In a new filing, YouTube refutes the allegations and claims that it found a “smoking gun” against Pirate Monitor, which allegedly “devised an elaborate scheme to prove itself sufficiently trustworthy to use YouTube’s advanced copyright management tools.”
After explaining Content ID’s basic purpose and reiterating that their team has invested “over $100 million” in the tool, YouTube/Google expands upon Pirate Monitor’s purported “elaborate scheme.” Per the legal text, Pirate Monitor applied to access Content ID, but was denied partially “because it had not established a track record of sending valid [DMCA] takedown requests.”
In an effort to “overcome that obstacle,” YouTube alleges that agents of Pirate Monitor between August and November of last year created over 12 accounts and used “bogus account information to conceal their connection to Pirate Monitor.” The same agents then allegedly uploaded “hundreds” of videos to YouTube through the accounts, including footage from “at least one” of the three films mentioned in the initial complaint.
Shortly thereafter, Pirate Monitor sent “hundreds” of DMCA takedown requests, the filing specifies, in “many instances” for the same videos that it had uploaded via the disguised accounts. (In total, the entity allegedly fired off almost 2,000 takedown notices.) YouTube processed the requests as usual, having “no idea that the party uploading the videos was the same as the party insisting that they be removed.”

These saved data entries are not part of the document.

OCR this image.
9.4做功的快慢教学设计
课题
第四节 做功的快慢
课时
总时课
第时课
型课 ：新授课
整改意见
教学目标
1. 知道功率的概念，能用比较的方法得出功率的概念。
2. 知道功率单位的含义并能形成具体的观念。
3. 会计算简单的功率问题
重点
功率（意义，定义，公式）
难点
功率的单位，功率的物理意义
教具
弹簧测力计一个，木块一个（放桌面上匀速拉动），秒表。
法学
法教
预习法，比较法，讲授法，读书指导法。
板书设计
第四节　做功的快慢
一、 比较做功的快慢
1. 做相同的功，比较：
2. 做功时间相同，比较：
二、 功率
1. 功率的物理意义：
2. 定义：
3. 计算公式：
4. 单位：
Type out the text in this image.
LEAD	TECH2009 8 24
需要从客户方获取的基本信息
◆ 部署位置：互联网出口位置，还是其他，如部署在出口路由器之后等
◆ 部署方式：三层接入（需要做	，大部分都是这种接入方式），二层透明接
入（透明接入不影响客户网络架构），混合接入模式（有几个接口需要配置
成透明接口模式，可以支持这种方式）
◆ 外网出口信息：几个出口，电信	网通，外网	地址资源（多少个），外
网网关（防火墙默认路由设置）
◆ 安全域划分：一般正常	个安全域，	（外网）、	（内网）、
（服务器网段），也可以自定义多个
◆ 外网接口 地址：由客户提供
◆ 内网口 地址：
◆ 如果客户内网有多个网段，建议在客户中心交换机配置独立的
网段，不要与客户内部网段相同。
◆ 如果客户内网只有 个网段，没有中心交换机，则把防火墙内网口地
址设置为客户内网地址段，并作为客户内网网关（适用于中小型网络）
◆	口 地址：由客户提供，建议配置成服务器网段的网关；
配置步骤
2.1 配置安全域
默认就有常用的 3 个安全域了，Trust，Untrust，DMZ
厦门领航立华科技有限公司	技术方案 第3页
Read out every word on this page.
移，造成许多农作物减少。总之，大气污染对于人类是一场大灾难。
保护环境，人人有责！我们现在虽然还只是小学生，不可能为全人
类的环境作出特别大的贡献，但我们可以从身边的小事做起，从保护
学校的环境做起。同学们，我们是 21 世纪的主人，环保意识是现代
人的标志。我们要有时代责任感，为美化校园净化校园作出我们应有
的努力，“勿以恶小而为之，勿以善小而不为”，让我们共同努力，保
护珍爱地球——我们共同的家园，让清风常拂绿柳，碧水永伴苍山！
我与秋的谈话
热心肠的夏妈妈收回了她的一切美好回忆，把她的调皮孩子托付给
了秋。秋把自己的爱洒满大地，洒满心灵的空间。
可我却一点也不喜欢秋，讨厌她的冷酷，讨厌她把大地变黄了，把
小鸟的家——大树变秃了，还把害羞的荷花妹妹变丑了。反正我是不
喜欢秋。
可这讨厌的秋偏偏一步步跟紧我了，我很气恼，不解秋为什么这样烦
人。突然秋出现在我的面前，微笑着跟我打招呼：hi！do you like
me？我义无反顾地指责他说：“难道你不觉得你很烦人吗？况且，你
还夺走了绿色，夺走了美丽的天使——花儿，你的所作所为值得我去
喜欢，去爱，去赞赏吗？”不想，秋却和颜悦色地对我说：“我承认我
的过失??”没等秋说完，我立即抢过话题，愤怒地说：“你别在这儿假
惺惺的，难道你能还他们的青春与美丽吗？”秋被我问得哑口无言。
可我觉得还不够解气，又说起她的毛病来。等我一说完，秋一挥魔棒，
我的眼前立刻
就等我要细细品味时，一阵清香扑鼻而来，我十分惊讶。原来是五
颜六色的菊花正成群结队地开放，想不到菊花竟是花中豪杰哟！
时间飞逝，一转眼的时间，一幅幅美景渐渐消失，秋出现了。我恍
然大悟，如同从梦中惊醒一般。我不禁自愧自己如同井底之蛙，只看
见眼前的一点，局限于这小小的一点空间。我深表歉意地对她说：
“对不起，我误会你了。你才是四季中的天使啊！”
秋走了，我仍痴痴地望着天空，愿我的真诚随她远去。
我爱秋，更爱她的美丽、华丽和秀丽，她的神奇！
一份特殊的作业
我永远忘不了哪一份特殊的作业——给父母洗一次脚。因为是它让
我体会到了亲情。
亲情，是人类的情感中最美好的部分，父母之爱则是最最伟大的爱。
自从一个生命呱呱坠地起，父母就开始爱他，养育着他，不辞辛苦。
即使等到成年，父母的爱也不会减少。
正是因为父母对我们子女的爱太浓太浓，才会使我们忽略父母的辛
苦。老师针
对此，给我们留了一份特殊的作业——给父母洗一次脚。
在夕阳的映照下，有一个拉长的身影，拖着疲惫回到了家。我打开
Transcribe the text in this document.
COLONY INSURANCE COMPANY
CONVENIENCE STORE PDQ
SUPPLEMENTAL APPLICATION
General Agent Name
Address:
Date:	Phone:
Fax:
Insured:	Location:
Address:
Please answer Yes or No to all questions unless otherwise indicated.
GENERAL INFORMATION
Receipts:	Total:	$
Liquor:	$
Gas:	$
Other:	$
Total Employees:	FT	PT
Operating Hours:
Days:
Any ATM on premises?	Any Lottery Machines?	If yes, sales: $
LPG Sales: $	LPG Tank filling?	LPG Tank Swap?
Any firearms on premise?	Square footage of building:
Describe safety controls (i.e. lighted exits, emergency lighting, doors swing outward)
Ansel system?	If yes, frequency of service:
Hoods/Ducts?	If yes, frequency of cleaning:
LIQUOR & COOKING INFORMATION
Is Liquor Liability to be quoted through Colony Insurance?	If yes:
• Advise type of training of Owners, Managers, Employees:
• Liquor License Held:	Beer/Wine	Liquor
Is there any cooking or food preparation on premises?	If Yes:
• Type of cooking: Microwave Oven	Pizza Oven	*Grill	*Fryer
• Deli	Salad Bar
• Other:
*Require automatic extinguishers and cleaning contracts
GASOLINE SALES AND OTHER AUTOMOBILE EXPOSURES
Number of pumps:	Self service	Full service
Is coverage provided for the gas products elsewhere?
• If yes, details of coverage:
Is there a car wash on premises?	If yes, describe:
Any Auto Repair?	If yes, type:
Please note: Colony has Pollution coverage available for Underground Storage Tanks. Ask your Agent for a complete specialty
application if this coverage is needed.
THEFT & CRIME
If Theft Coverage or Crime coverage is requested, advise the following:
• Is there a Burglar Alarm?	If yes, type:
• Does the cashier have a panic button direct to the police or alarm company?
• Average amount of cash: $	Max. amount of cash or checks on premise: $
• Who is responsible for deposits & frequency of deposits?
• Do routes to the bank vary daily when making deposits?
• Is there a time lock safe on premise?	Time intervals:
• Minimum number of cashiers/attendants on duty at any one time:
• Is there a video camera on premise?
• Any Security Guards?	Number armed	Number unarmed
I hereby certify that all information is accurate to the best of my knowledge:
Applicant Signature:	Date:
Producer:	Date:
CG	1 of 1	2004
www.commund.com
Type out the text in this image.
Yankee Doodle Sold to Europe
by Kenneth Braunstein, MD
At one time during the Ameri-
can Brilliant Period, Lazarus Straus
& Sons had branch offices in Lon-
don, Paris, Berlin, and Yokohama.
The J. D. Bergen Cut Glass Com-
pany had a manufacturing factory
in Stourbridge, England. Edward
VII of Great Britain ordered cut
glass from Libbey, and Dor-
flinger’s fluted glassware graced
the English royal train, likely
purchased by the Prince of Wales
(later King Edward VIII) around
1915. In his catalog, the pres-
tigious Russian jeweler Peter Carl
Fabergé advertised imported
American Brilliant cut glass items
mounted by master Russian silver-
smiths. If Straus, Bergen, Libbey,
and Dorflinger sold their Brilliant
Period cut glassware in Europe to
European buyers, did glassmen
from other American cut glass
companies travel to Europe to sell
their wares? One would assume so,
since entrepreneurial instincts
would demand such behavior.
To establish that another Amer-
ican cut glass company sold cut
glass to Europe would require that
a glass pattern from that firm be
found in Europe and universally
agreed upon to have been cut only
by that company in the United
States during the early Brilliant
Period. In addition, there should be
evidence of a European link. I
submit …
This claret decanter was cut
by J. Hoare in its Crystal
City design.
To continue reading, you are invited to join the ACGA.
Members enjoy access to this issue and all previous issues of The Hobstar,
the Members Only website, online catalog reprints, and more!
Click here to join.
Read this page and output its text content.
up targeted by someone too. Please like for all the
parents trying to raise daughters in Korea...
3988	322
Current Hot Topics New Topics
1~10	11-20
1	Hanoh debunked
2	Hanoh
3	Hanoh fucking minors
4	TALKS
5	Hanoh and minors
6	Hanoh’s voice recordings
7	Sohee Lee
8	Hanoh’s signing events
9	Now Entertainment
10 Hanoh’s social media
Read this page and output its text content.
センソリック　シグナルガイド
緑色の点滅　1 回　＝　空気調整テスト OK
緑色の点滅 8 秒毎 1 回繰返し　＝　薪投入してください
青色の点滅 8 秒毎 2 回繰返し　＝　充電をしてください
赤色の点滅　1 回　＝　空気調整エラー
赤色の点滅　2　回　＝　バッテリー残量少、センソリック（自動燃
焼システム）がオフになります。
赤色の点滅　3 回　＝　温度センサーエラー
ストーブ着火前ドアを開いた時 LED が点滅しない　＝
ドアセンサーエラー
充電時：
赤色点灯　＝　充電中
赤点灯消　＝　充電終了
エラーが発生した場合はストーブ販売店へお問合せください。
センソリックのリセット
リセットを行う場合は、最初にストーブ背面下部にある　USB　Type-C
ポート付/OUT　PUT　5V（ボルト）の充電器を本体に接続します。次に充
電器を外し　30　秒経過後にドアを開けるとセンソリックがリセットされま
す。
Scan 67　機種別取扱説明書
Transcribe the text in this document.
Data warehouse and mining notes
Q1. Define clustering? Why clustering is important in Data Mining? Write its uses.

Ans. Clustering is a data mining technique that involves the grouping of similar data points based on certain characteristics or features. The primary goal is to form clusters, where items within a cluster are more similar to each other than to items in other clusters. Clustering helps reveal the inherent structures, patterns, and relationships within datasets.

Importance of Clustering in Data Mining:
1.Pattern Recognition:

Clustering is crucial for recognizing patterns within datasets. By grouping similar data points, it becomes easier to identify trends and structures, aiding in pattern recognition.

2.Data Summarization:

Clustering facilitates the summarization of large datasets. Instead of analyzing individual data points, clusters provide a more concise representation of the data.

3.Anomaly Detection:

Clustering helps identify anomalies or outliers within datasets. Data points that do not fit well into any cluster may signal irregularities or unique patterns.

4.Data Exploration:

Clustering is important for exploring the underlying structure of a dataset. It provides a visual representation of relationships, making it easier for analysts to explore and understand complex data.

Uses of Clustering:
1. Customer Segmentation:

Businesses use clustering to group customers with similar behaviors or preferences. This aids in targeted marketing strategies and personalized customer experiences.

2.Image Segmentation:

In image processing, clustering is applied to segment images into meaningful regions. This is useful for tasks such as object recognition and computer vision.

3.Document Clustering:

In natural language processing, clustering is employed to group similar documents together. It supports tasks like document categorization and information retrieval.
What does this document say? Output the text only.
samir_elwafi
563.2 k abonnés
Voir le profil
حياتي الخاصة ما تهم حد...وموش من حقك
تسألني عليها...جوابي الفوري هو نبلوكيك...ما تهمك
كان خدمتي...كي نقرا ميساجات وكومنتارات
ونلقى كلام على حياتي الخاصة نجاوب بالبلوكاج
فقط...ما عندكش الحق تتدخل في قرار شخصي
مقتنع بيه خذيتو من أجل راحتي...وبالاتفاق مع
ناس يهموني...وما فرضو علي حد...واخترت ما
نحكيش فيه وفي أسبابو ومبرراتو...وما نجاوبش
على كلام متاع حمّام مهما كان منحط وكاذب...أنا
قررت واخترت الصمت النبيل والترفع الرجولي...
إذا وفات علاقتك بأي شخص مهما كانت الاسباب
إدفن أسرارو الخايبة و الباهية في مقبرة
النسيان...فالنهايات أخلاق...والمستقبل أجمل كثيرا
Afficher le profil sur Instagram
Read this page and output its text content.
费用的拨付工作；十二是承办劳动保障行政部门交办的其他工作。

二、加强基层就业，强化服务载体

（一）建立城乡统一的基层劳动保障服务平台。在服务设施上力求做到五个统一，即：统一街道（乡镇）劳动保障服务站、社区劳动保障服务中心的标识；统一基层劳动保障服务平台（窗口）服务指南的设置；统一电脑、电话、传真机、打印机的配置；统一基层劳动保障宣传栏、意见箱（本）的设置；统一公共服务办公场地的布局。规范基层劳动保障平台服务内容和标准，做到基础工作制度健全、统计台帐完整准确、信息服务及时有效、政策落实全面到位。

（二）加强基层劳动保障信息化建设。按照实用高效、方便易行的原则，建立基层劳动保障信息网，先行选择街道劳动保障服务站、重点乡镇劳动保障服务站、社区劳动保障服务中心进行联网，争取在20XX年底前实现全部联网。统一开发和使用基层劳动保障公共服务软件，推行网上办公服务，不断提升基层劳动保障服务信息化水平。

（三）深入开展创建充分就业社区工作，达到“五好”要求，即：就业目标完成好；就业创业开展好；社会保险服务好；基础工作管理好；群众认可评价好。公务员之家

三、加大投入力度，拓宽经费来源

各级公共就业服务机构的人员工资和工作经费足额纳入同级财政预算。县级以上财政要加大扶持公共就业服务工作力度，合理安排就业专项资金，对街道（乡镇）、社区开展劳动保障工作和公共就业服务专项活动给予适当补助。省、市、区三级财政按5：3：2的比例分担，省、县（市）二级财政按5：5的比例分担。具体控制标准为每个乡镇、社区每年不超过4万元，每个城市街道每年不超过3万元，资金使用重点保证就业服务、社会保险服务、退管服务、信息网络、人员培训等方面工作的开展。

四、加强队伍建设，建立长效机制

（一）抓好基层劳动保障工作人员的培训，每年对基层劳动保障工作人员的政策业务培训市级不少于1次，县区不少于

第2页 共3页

The clips in question each spanned 30 seconds, for the most part, derived from “obscure Hungarian movies,” and were uploaded en masse by Pakistan-based accounts, according to their IP addresses. Moreover, the videos had “nondescript” and “non-informative” titles, came from similarly named accounts (including “RansomNova” followed by a number), and were often tagged with DMCA takedown notices before they “had even been viewed by anyone.”
Lastly, “considerable digging” allowed YouTube to find the aforementioned “smoking gun.” One of the users who had been uploading clips via a Pakistan IP address logged into their account from Hungary, based once again on the IP address. Pirate Monitor, for its part, “had been sending YouTube its takedown notices from a computer” with the exact same IP address as that which the purportedly Pakistani uploading account utilized.
“Simply put, whoever RansomNova is, he or she was sharing Pirate Monitor’s computer and/or Internet connection, and doing so at the same time Pirate Monitor was using the same computer and/or connection to send YouTube takedown notices,” finishes YouTube’s counsel.
Given this alleged scheme, YouTube maintains that Pirate Monitor violated its terms of service when creating the accounts and uploading the videos – or, alternatively, the DMCA itself, in terms of the law’s “prohibition on knowing misrepresentations” in takedown requests.
Earlier this month, a German court ruled that YouTube doesn’t have to share the emails, IP addresses, or phone numbers of infringing users.